Partial Dependence (PD)
Partial dependence plots show the marginal effect of features on predictions.
[ ]:
import skexplain
import plotting_config
[ ]:
# Load the training data and pre-fit models
estimators = skexplain.load_models()
X, y = skexplain.load_data()
explainer = skexplain.ExplainToolkit(estimators, X=X, y=y)
explainer.set_plotting_config(
display_feature_names=plotting_config.display_feature_names,
display_units=plotting_config.display_units,
feature_colors=plotting_config.color_dict,
)
Computing 1D PD
The pd method computes partial dependence curves. Key arguments:
features: list of features to compute PD forn_bins: number of evenly-spaced binsn_bootstrap: number of bootstrap iterations for confidence intervalssubsample: number of examples to use
[ ]:
important_vars = ['sfcT_hrs_bl_frez', 'temp2m', 'sfc_temp', 'uplwav_flux']
pd_1d_ds = explainer.pd(
features=important_vars,
n_bootstrap=1,
subsample=1000,
n_jobs=len(important_vars) * 3,
n_bins=10,
)
Plotting PD Curves
Plot the partial dependence curves for the selected features.
[ ]:
fig, axes = explainer.plot_pd(pd=pd_1d_ds)
PD vs ALE
PD marginalizes over all other features, which can be misleading when features are correlated. ALE accounts for correlations by restricting the computation to nearby data points.

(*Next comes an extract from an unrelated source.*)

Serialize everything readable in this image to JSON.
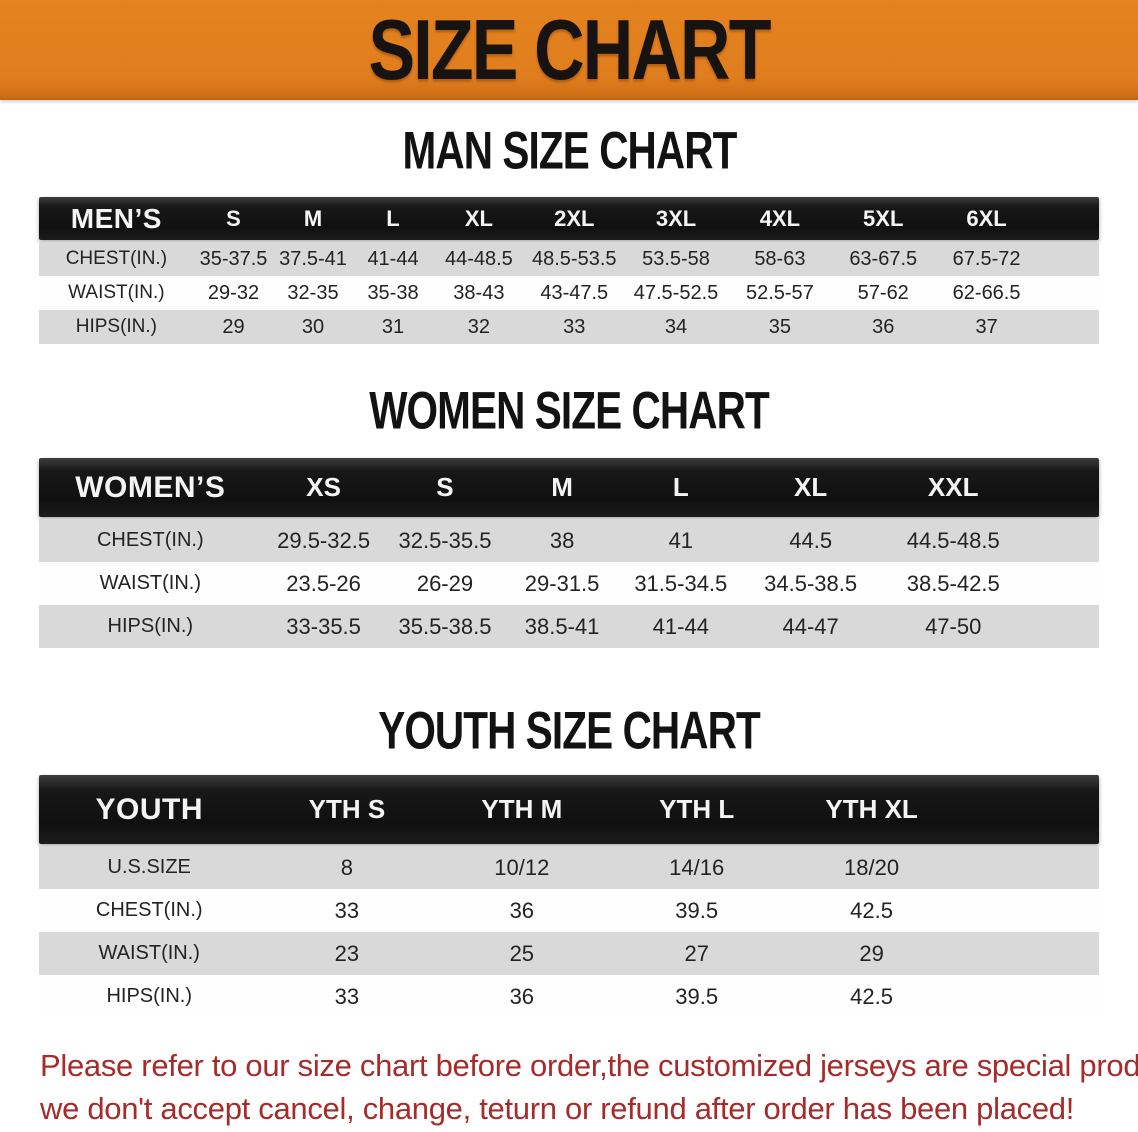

Below we compute the ALE for the same features so you can compare the two approaches.
[ ]:
ale_1d_ds = explainer.ale(
features=important_vars,
n_bootstrap=1,
subsample=1000,
n_jobs=1,
n_bins=10,
)
fig, axes = explainer.plot_ale(ale=ale_1d_ds)

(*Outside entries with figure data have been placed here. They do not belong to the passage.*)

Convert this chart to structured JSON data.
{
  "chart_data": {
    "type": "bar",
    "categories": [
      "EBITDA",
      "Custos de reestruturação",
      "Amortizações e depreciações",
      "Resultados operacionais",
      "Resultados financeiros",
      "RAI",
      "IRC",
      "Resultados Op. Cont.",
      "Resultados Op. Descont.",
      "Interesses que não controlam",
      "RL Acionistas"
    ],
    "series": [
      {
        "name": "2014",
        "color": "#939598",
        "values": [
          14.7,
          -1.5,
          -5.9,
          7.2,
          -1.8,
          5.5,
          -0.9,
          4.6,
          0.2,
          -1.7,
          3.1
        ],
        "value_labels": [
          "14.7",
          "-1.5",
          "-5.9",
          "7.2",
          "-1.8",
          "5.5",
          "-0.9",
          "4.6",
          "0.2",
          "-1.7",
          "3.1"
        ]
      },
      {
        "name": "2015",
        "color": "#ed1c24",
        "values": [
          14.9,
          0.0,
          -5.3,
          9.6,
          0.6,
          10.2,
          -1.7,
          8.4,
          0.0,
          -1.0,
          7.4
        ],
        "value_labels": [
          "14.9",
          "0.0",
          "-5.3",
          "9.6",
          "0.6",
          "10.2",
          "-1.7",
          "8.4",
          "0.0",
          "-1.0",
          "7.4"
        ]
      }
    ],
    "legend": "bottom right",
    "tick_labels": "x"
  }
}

When features are independent, PD and ALE will give similar results. When features are correlated (e.g., sfc_temp and temp2m), the PD curves may show artifacts because they evaluate the model at unrealistic feature combinations. ALE avoids this by computing effects within narrow bins of the feature distribution.
As a rule of thumb, prefer ALE when you suspect feature correlations, and use PD when features are roughly independent or you want the marginal effect interpretation.